A University of Texas president has canceled a student drag show, calling it “divisive” and misogynistic.First Amendment Advocates Disagree



CNN

The president of West Texas A&M University on Monday canceled a student drag show aimed at raising money for the LGBTQ community, calling such shows “mocking, divisive and frustratingly misogynistic,” drawing students and rhetoric Strong opposition from liberty advocates.

In an email to the school community, University President Walter V. Wendler called drag shows “misfeminist,” compared drag shows to blackface, and said “there is no such thing as harmless drag.” show”.

“Harmless drag show? Impossible. I don’t seem to condone the downsizing of any group for any reason at the expense of another group’s disrespectful gesture, even when state law seems to require it,” says the e-mail wrote in the email.

Walter V. Wendler in an undated photo posted on the school's website.

Proceeds from the show will support the Trevor Project, a suicide prevention organization for LGBTQ young people.

The show was originally scheduled to take place on March 31.

A university spokesman declined to provide further comment on the president’s email, citing pending litigation.

Windler’s decision and remarks drew a backlash from students and supporters who argued the move was wrong — and unconstitutional.

A Change.org petition said the university’s student body “called for the reinstatement” of the on-campus show, calling its cancellation an “indirect attack on the LGBT+, feminist and activist community of WTAMU’s student body.”

The petition alleges that the president’s comparison of blackface and drag is “a gross and disgusting comparison of two entirely different subjects” and “an extremely gross disparagement of drag as a cultural and performing art form.” distortion and misdefinition”.

In a letter to Windler, the Foundation for Individual Rights and Expression, an organization that focuses on speech and religious freedom in academia, wrote that it was “seriously concerned” by his decision and asked him to resume acting.

“The First Amendment and Texas law protect student speech from administrative scrutiny,” FIRE said in a later statement.

“Windler, as an individual, can criticize this particular drag show, or the existence of apparent drag.
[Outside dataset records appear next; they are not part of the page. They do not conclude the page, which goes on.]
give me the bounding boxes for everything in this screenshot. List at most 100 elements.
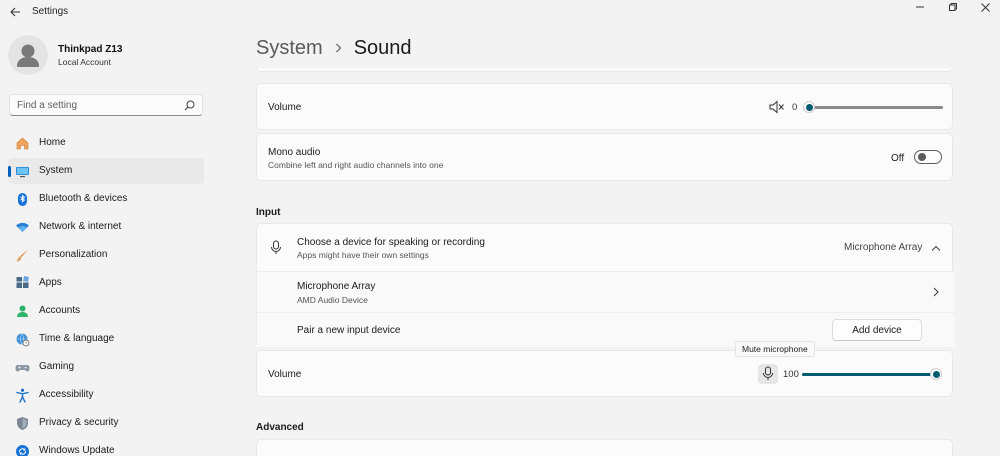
close-button[interactable] — [969, 0, 1000, 14]
microphone-icon — [270, 240, 282, 258]
avatar — [8, 35, 48, 75]
minimize-button[interactable] — [904, 0, 936, 14]
pair-input-device-row: Pair a new input device Add device — [257, 313, 954, 347]
sidebar-item-gaming[interactable]: Gaming — [8, 354, 204, 380]
output-volume-track — [803, 106, 943, 109]
arrow-left-icon — [9, 7, 20, 17]
profile-name: Thinkpad Z13 — [58, 44, 123, 55]
shield-icon — [15, 416, 30, 431]
sidebar-item-label: Accessibility — [39, 389, 94, 400]
title-bar: Settings — [0, 0, 1000, 24]
input-device-card: Choose a device for speaking or recordin… — [256, 223, 954, 347]
sidebar-item-bluetooth[interactable]: Bluetooth & devices — [8, 186, 204, 212]
bluetooth-icon — [15, 192, 30, 207]
output-volume-slider[interactable] — [803, 98, 943, 118]
input-volume-thumb[interactable] — [930, 368, 942, 380]
sidebar-item-accessibility[interactable]: Accessibility — [8, 382, 204, 408]
sidebar-item-personalization[interactable]: Personalization — [8, 242, 204, 268]
sidebar-item-accounts[interactable]: Accounts — [8, 298, 204, 324]
sidebar-item-windows-update[interactable]: Windows Update — [8, 438, 204, 456]
mono-audio-card: Mono audio Combine left and right audio … — [256, 133, 953, 181]
globe-clock-icon — [15, 332, 30, 347]
input-volume-fill — [802, 373, 936, 376]
back-button[interactable] — [6, 3, 24, 21]
app-title: Settings — [32, 6, 69, 17]
sidebar-item-label: Bluetooth & devices — [39, 193, 128, 204]
microphone-array-row[interactable]: Microphone Array AMD Audio Device — [257, 272, 954, 312]
choose-input-title: Choose a device for speaking or recordin… — [297, 237, 485, 248]
system-icon — [15, 164, 30, 179]
profile[interactable]: Thinkpad Z13 Local Account — [8, 35, 208, 75]
add-device-button[interactable]: Add device — [832, 319, 922, 341]
profile-account-type: Local Account — [58, 57, 111, 67]
sidebar-item-label: Privacy & security — [39, 417, 119, 428]
microphone-icon — [762, 366, 774, 384]
input-volume-card: Volume 100 — [256, 350, 953, 397]
settings-content[interactable]: Volume 0 Mono audio Combine left and rig… — [256, 68, 954, 456]
choose-input-subtitle: Apps might have their own settings — [297, 250, 429, 260]
breadcrumb-parent[interactable]: System — [256, 37, 323, 60]
mono-audio-toggle[interactable] — [914, 150, 942, 164]
breadcrumb: System Sound — [256, 34, 412, 62]
sidebar-item-label: Personalization — [39, 249, 108, 260]
restore-icon — [949, 3, 957, 11]
wifi-icon — [15, 220, 30, 235]
mute-microphone-button[interactable] — [758, 364, 778, 384]
close-icon — [980, 2, 990, 12]
mono-audio-subtitle: Combine left and right audio channels in… — [268, 160, 444, 170]
search-icon — [184, 100, 195, 111]
home-icon — [15, 136, 30, 151]
advanced-card[interactable] — [256, 439, 953, 456]
sidebar-item-apps[interactable]: Apps — [8, 270, 204, 296]
output-volume-thumb[interactable] — [803, 101, 815, 113]
sidebar-item-label: Accounts — [39, 305, 81, 316]
sidebar-item-time-language[interactable]: Time & language — [8, 326, 204, 352]
input-volume-slider[interactable] — [802, 365, 942, 385]
gamepad-icon — [15, 360, 30, 375]
input-volume-value: 100 — [783, 369, 799, 380]
brush-icon — [15, 248, 30, 263]
restore-button[interactable] — [937, 0, 969, 14]
output-volume-value: 0 — [792, 102, 798, 113]
input-device-name: Microphone Array — [297, 281, 376, 292]
input-section-heading: Input — [256, 207, 281, 218]
sidebar-item-network[interactable]: Network & internet — [8, 214, 204, 240]
mute-microphone-tooltip: Mute microphone — [735, 341, 815, 357]
page-title: Sound — [353, 36, 412, 59]
toggle-knob — [918, 153, 926, 161]
previous-setting-card — [256, 68, 953, 72]
mono-audio-title: Mono audio — [268, 147, 321, 158]
advanced-section-heading: Advanced — [256, 422, 304, 433]
mono-audio-state: Off — [891, 153, 905, 164]
sidebar-item-label: Windows Update — [39, 445, 115, 456]
output-volume-card: Volume 0 — [256, 83, 953, 130]
sidebar-item-label: Apps — [39, 277, 62, 288]
selected-input-device: Microphone Array — [844, 242, 923, 253]
sidebar-item-label: Network & internet — [39, 221, 122, 232]
chevron-right-icon — [335, 41, 342, 56]
minimize-icon — [916, 6, 924, 8]
sidebar-item-label: Home — [39, 137, 66, 148]
search-input[interactable]: Find a setting — [9, 94, 203, 116]
sidebar-item-privacy[interactable]: Privacy & security — [8, 410, 204, 436]
sidebar-item-system[interactable]: System — [8, 158, 204, 184]
input-volume-label: Volume — [268, 369, 302, 380]
update-icon — [15, 444, 30, 456]
pair-input-title: Pair a new input device — [297, 325, 401, 336]
search-placeholder: Find a setting — [17, 100, 78, 111]
sidebar-item-label: Gaming — [39, 361, 75, 372]
sidebar-item-label: Time & language — [39, 333, 115, 344]
sidebar-item-home[interactable]: Home — [8, 130, 204, 156]
input-device-driver: AMD Audio Device — [297, 295, 368, 305]
sidebar-nav: Home System Bluetooth & devices Network … — [8, 130, 204, 456]
chevron-right-icon — [933, 287, 939, 300]
sidebar-item-label: System — [39, 165, 73, 176]
choose-input-device-row[interactable]: Choose a device for speaking or recordin… — [257, 224, 954, 271]
person-avatar-icon — [17, 44, 39, 67]
apps-icon — [15, 276, 30, 291]
chevron-up-icon[interactable] — [931, 243, 941, 255]
accessibility-icon — [15, 388, 30, 403]
person-icon — [15, 304, 30, 319]
speaker-muted-icon[interactable] — [769, 100, 785, 117]
output-volume-label: Volume — [268, 102, 302, 113]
No reasonable person would argue that public university administrators personally sanction every event held by every student body on campus views expressed in. But as a government actor, President Windler cannot use state power to impose his views on the WTAMU community,” the statement said.

“WTAMU must allow the show to go ahead – we will continue to watch to ensure this happens,” it added.

PEN America, a literary and free speech advocacy group, called the cancellation a “hateful violation of students’ right to free speech.”

“Drag shows should be welcome on campuses; censorship of speech that college presidents don’t like shouldn’t,” Kristen Shahverdian, PEN America’s senior manager of free speech and education, said in a statement.

As transgender issues and drag culture become more mainstream, a series of bills — mostly in Republican-led states — seek to limit or ban drag shows.

LGBTQ advocates told CNN that the bills increase community vigilance, are discriminatory and may violate First Amendment law.

In early March, Tennessee became the first state this year to restrict public drag shows. Its law will come into force on July 1.

A Texas House bill introduced this year also seeks to regulate public spaces that host drag shows.

At least nine other states are also considering anti-carryover legislation.